Purification, characterization, and kinetic analysis of inosine 5'-monophosphate dehydrogenase of Tritrichomonas foetus.

The IMP dehydrogenase of Tritrichomonas foetus, a parasitic protozoan incapable of de novo biosynthesis of purine nucleotides, has been purified about 1000-fold to apparent homogeneity. The purified enzyme demonstrated a 20-fold higher substrate turnover rate than the pure IMP dehydrogenase from sarcoma ascites tumor cells. It has a subunit molecular weight of 58,000, aggregates to a size of 380,000 at low ionic strength, and partly dissociates to a molecular weight of 270,000 in high salt concentrations. Unlike the IMP dehydrogenase of bacteria and mammals, the T. foetus enzyme does not require K+ for activity.

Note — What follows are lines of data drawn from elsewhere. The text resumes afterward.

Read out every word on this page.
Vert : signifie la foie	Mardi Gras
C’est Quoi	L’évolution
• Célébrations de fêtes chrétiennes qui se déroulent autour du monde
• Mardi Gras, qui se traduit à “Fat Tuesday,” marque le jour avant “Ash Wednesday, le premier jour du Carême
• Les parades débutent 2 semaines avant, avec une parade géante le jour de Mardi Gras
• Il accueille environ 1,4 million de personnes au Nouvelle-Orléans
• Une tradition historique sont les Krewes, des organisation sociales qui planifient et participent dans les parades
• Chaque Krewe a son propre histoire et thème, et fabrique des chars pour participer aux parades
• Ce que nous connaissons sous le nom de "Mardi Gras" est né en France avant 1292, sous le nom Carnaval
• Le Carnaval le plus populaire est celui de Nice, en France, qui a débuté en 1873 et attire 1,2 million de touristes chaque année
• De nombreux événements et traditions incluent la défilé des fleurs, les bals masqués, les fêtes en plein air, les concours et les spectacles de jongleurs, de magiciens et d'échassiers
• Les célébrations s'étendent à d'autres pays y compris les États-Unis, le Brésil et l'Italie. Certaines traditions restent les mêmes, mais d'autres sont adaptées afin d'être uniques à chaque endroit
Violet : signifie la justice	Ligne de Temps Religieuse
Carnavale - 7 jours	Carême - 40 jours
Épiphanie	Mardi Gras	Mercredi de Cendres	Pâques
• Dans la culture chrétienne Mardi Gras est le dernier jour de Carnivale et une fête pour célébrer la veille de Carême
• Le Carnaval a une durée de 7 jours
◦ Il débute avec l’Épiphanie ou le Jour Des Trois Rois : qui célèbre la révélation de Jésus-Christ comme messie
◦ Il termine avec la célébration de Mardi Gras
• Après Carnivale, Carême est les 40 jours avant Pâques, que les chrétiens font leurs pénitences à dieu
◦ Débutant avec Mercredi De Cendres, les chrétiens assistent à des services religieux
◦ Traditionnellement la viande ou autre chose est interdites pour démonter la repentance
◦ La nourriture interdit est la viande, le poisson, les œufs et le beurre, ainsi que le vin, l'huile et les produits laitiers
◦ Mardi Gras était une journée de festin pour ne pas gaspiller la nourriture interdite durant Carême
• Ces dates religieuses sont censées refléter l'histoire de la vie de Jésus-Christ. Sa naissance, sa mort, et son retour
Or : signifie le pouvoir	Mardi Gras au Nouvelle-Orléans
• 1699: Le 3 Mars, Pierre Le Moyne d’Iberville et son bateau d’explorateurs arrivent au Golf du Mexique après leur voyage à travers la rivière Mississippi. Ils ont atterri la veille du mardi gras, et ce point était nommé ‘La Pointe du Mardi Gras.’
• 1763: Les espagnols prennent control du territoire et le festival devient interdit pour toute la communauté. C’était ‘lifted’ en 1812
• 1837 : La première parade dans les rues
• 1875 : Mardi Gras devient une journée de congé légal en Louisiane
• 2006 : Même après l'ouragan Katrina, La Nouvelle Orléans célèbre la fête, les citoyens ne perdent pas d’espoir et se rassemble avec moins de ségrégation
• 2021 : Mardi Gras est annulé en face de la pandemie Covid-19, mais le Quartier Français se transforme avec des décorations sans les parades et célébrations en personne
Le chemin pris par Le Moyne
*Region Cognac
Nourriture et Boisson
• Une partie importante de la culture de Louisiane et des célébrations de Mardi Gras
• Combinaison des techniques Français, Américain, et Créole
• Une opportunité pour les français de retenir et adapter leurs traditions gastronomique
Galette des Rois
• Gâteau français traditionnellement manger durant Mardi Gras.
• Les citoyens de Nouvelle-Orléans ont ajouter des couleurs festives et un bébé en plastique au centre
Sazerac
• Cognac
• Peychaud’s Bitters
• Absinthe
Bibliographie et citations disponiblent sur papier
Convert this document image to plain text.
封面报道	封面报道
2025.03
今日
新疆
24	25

The analysis of initial velocity and product inhibition data is consistent with a sequential, ordered bi bi kinetic mechanism for the parasite enzyme-catalyzed reaction, in which IMP binds before NAD+ and NADH is released before XMP. This is in contrast to the partially random mechanism of the bacterial enzyme which involves the formation of an enzyme-K+-(IMP) complex. Mycophenolic acid inhibits T. foetus IMP dehydrogenase uncompetitively versus both IMP and NAD+ with an apparent Ki of 9 microM. This value, which is several hundred-fold higher than that for mammalian IMP dehydrogenase, suggests significantly different binding properties of the mycophenolic acid site in T. foetus IMP dehydrogenase, which might be amenable to specific inhibitor design.